Other¶
Connection¶
An H2OConnection represents the latest active handle to a cloud. No more than a single H2OConnection object will be active at any one time.
- class h2o.connection.H2OConnection(ip='localhost', port=54321, size=1, start_h2o=False, enable_assertions=False, license=None, max_mem_size_GB=None, min_mem_size_GB=None, ice_root=None, strict_version_check=True)[source]¶
Bases: object
H2OConnection is a class that represents a connection to the H2O cluster. It is specified by an IP address and a port number.
Objects of type H2OConnection are not instantiated directly!
This class contains static methods for performing the common REST methods GET, POST, and DELETE.
Expr¶
- class h2o.expr.ExprNode(op='', *args)[source]¶
Composable Expressions: This module contains code for the lazy expression DAG.
The job of ExprNode is to provide a layer of indirection to H2OFrame instances that are built of arbitrarily large, lazy expression DAGs. In order to do this job well, ExprNode must also track top-level entry points to the such DAGs, maintain a sane amount of state to know which H2OFrame instances are temporary (or not), and maintain a cache of H2OFrame properties (nrows, ncols, types, names, few rows of data).
- An expression is declared top-level if it
- Computes and returns an H2OFrame to some on-demand call from somewhere
- An H2OFrame instance has more referrers than the 4 needed for the usual flow of python execution (see MAGIC_REF_COUNT below for more details).
Instances of H2OFrame live and die by the state contained in the _ex field. The three pieces of state – _op, _children, _cache – are the fewest pieces of state (and no fewer) needed to unambiguously track temporary H2OFrame instances and prune them according to the usual scoping laws of python.
If _cache._id is None, then this DAG has never been sent over to H2O, and there’s nothing more to do when the object goes out of scope.

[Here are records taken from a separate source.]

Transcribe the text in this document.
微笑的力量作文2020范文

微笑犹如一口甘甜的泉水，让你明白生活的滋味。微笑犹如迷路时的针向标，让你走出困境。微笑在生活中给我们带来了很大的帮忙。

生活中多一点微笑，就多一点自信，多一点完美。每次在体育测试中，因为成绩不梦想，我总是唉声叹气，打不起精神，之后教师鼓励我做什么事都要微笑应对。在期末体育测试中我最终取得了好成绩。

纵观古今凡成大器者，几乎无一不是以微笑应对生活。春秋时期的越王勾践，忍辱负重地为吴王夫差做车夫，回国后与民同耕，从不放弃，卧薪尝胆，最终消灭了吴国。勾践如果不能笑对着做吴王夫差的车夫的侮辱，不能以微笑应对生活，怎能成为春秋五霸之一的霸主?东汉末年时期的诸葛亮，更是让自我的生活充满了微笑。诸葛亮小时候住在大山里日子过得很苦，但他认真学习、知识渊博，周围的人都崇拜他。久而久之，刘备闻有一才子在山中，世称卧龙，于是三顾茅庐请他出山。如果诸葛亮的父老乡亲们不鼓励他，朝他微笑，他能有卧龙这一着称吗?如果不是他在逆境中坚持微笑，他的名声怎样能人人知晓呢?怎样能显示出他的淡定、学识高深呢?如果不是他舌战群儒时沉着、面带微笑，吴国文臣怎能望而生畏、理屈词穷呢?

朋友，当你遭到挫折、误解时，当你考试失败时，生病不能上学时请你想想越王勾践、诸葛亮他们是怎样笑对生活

If _cache._id is not None, then there has been some work done by H2O to compute the big data object sitting in H2O to which _id points. At the time that __del__ is called on this object, a determination to throw out the corresponding data in H2O or to keep that data is made by the None’ness of _children.
- tl;dr:
- If _cache._id is not None and _children is None, then do not delete in H2O cluster If _cache._id is not None and _children is not None, then do delete in H2O cluster
To prevent several unnecessary REST calls and unnecessary execution, a few of the oft-needed attributes of the H2OFrame are cached for convenience. The primary consumers of these cached values are __getitem__, __setitem__, and a few other H2OFrame ops that do argument validation or exchange (e.g. colnames for indices). There are more details available under the H2OCache class declaration.- MAGIC_REF_COUNT = 5¶